DarDev Studio — AI Orchestration Platform

An internal engineering program to build agentic orchestration from scratch — 6/6 intent routing, 8/8 RAG IT, and a five-tier memory model validated on PC.

Problem

I needed a platform where AI-assisted engineering on real monorepos could ship through the same discipline as production CI: retrieval you can verify, agents with bounds, patches with review, and routing you can regression-test. A chat UI on top of a vector DB was not enough.

What failed first

Three failures forced the architecture you see on the systems page. Each pivot was gated by an eval runner, not intuition.

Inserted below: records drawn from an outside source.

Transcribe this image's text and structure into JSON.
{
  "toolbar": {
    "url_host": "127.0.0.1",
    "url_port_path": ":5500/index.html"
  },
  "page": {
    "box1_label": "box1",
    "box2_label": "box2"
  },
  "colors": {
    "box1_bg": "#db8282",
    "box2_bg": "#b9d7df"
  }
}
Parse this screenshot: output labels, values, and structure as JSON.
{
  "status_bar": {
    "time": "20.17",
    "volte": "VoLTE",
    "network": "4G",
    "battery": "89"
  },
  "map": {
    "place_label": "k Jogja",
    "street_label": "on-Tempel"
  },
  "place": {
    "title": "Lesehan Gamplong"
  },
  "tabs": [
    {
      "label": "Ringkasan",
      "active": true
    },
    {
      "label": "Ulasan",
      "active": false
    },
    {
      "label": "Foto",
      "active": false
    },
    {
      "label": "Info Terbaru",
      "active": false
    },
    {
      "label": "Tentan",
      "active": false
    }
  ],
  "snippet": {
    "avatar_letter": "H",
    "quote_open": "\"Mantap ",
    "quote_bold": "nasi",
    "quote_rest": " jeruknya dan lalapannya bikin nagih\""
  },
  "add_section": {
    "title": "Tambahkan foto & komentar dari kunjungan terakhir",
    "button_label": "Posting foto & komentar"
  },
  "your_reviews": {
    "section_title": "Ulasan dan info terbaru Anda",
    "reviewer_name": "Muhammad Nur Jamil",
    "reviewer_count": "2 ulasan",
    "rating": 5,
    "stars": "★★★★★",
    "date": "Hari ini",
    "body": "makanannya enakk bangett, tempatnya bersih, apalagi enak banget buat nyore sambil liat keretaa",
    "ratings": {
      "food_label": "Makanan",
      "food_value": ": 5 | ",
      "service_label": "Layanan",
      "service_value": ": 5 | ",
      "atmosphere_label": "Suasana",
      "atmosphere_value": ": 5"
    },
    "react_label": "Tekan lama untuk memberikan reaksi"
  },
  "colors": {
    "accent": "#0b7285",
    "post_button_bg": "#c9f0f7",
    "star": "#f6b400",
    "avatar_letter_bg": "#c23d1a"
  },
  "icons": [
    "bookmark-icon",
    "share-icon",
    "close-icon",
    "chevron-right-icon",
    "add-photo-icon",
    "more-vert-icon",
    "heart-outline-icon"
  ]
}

Single retrieve path — session turns leaked into code questions and returned conversational fragments. That concrete failure justified five memory tiers and hard-excluding conversations/ from org RAG ingest. eval:rag:it reached 8/8 after the tier split.
Unbounded agent loops — runs called web_search, graph_lookup, and patch tools in one round, then looped again with degraded context. Iteration and per-round tool caps plus eval:orchestrator-intents (6/6 on engineering-goal fixtures) made routing regressions visible in CI.
Raw workspace writes — the agent edited files directly and produced diffs that were hard to review. propose_patch and verify_patch turned model edits into a gate the same way tests gate code.

Constraints

Built from scratch as a full TypeScript monorepo — not a thin API demo
Local-first: SQLite embeddings, JSON indexes; no mandatory vector SaaS
Separate chat (:8080) and embedding (:8081) inference planes
Multi-surface product — web, admin, TUI, edge workers
Validated on DarDev internal engineering workflows — no external user scale claimed
Apache-2.0 OSS: Phase 1 export published on github.com/Theemiss/dardev-studio (platform-core, platform-api, platform-eval, architecture docs); full monorepo publishes in phases

My role

As architecture owner at DarDev, I designed and built DarDev Studio: five memory tiers, hybrid RAG, IT_ORCHESTRATOR default mode, MCP and skill packs, safe patch pipeline, benchmark platform, and the @dardev/platform-* monorepo. Companion article documents the engineering program and methodology.

Outcome

eval:orchestrator-intents — 6/6 offline routing accuracy on engineering-goal fixtures
check:integration:dev-team — RAG IT 8/8, plan mode 6/6, graph lookup 5/5
validate:orchestrator-prompts — 5/5 live API prompt matrix (closeout gate)
Context envelope (RTX 4050, Gemma E2B): LiteRT max 32K tokens; llama.cpp ~96K before alloc fail
BGE-M3 dogfood ingest — ~17k chunks indexed for org RAG v6 on the monorepo mirror
8 @dardev/platform-* packages; 6 client surfaces (web, admin, TUI, Android, Windows)

Lessons learned

Memory tiers beat one context blob. Early builds that merged session into RAG ingest returned chat noise on code queries. The fix was mechanical: separate tiers, separate indexes, and eval:rag:it at 8/8 before merge.
Agentic systems without offline evals are demos. orchestrator-intents caught routing regressions when the intent router changed; without it, "it feels worse" would have been the only signal.
Safe patch propose/verify beats unconstrained writes. Letting the agent edit the workspace directly produced unreviewable diffs; the patch pipeline makes failure visible before integration.
Outcome metrics beat sprint counts. S01–S13 matter internally; what external readers need is 6/6 intent routing, 8/8 RAG IT, and envelope numbers that justify model-pack routing.